Saturday, February 20, 2010


There's no more heat in Chrome's legs, so that's good. No swelling either. I cut back how much Safechoice he's getting and started him on a vitamin/mineral supplement called Grow Colt, because he's not eating the minimum Safechoice required to meet his mineral needs. It suggests feeding about seven pounds and he's getting about three or four. I guess he inherited the Friesian 'gets fat on air' gene lol. I have to keep the weight off of him to keep the stress off of his joints, but he gets free choice hay so he's not hungry. I'm also going to set it up to where I don't have to keep him in the small pen at night. I don't trust my neighbors, so I'll set up a double fence to where he couldn't reach someone if they stopped. I would post no touching, feeding, trespassing signs, etc, but it only seems to provoke the teenagers to do it anyway. Sigh.

I'm going to give Chrome two weeks on the new diet/supplement and if he still seems uncomfortable or if there is anymore heat in his legs I'll get the x-rays done, but I kind of need to rearrange the budget because I don't have a spare three hundred dollars laying around lol. I'll keep everyone updated. Keep sending him those positive thoughts.


  1. Great that there's no heat, that's good news. I also have a horse that gets fat on fresh air, so I know how hard it is managing the diet. I'll be keeping my fingers crossed for you :)

  2. I too liked that you liked what I said about growing pains. Sounds like a plan. I'm not so worried about Chrome at the moment, especially since the heat is gone, I'm more worried about you worrying about Chrome and over-thinking. But that's how my M functions too. Works for her.
    Standing by for more good news to come
    Oh, we took a new horse to a Gold Coast horse show today and he kicked some serious horse-butt. My family is ecstatic :)

  3. I'm so glad to hear that Chrome is doing better and that the heat is gone. Colts often overdo and kick things they shouldn't, etc. They usually get over their ouchies pretty quickly by themselves. I'm sure that you put cold packs on areas that you feel heat in and that usually takes care of things, but it is good that you are double checking on his diet... Hopefully they aren't charging you for THAT info.

  4. Our doggie daycare place has lots of horses too and they posted those signs, but they had to finally just stop leaving the horses in the corrals which fronted the street. I think that Chrome is just so cute that people cannot resist wanting to meet him.


  5. Hurray! Great news!

    As far as diet, it has been a long time since my baby was a baby, so I'm not up on their nutritional requirements, but something to keep in mind--Safe Coice isn't that safe. They wanted to switch the insulin resistant horses at our barn to it. (Cruise is insulin resistant.) I did some research on it, and it has a ton of carbs on it. When Chrome gets older, if you are worried about his metabolism, it isn't the best choice. It is very high in carbs. There are much safer feeds.

  6. Cruiser was diagnosed with Insulin Resistance about 2 years ago when he re-injurred his bowed tendon for no good reason. I had a smart vet who specializes in bowed tendons. They found that horses that bow for no reason tend to be insulin resistant or cushings. I was so lucky. He is a thin horse, so it wasn't obvious. The vet thinks it contributed to the original pull, too.

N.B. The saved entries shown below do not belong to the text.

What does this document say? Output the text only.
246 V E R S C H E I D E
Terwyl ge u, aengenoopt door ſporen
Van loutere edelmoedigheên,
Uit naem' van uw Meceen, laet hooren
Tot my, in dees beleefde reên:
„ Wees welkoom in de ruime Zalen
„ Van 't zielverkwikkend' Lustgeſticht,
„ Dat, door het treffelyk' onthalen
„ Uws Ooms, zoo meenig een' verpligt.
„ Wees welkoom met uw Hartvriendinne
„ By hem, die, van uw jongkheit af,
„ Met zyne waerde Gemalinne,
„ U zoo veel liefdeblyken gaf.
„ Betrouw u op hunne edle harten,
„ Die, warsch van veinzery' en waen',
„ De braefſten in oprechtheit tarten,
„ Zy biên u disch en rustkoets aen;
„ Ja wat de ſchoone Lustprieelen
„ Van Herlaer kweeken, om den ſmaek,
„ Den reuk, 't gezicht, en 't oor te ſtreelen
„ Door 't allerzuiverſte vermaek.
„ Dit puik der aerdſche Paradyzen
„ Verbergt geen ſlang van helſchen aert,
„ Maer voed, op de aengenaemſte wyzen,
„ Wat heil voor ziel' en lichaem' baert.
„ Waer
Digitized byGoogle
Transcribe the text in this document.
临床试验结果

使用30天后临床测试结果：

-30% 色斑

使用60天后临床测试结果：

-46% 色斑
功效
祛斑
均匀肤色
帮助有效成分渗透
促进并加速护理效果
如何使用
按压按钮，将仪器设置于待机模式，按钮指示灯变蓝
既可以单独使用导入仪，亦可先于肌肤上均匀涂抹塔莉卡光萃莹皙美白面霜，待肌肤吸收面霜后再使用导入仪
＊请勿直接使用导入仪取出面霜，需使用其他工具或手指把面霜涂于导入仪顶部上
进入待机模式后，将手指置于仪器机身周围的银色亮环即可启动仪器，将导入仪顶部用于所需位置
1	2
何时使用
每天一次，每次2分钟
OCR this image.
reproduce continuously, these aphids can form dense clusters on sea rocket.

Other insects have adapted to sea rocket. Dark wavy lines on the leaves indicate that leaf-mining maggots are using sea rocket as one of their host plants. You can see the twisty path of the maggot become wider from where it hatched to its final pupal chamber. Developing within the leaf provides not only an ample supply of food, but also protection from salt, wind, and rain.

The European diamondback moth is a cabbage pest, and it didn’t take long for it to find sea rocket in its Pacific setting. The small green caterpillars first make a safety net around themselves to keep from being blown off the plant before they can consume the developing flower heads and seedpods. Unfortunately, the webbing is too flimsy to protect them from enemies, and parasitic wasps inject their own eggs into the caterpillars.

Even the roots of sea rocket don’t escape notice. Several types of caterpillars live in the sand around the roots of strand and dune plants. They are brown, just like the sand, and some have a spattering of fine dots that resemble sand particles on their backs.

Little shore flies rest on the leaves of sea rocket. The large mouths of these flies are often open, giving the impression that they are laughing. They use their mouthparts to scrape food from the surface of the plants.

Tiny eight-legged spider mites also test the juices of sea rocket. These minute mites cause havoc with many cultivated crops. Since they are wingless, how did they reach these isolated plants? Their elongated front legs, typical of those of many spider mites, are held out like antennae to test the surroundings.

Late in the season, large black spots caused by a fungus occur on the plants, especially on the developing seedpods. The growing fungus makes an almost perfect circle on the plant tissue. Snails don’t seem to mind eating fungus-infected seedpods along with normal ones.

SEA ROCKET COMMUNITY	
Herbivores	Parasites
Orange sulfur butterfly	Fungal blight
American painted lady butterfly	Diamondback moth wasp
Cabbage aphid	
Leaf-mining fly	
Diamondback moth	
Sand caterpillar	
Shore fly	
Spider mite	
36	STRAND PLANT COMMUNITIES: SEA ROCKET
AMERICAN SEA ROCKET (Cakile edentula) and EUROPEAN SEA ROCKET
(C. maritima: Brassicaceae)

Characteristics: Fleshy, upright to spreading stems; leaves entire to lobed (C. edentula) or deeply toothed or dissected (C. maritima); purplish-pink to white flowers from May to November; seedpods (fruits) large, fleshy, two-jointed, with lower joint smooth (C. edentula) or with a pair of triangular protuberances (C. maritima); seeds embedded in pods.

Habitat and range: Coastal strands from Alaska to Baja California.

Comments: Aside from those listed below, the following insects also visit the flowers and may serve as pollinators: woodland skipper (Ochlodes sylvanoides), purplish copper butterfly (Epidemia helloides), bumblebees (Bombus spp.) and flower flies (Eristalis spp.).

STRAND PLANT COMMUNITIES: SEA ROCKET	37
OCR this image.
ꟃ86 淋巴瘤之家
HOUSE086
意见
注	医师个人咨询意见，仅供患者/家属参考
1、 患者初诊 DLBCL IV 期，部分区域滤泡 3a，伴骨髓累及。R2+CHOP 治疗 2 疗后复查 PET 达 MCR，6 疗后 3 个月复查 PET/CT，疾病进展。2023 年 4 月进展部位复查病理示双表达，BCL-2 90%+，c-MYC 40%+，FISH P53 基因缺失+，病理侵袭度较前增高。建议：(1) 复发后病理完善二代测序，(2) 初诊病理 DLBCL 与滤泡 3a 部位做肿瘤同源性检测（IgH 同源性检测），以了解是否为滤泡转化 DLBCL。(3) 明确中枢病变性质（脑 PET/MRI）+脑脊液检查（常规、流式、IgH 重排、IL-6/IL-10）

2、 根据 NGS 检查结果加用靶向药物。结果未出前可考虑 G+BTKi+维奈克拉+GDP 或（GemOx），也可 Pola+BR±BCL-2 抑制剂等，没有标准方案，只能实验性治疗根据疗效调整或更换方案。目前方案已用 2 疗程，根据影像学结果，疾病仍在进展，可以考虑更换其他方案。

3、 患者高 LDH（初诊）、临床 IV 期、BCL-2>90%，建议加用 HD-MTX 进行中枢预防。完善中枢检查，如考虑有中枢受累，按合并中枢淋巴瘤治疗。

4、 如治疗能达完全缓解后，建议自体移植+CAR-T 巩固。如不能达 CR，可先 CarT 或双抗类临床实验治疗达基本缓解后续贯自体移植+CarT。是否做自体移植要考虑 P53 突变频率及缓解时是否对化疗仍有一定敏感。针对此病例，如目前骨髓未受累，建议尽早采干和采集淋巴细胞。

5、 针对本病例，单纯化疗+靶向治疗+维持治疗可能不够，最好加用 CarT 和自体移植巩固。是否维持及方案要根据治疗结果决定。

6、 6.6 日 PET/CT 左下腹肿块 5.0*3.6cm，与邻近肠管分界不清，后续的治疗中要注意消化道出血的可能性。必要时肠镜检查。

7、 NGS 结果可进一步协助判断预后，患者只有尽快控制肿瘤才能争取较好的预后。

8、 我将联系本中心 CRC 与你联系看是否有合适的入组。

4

    We switched him to Safe n Easy. With IR horses, the key is the NSC. Safe n Easy is 12.5%. Safe Choice isn't listed on the bag--strange for a "safe feed." With research I found it is between 16% and 22%.

    If you send me your e-mail, I can forward you a list of different feeds and the NSC.

    When I get my next Morab, hopefully years from now and not sooner, I will keep him on a low carb food. I think that may be why Cruiser was so crazy as a young horse.

    They tend to be lower in protein, so I don't know if they would be good for a growing horse.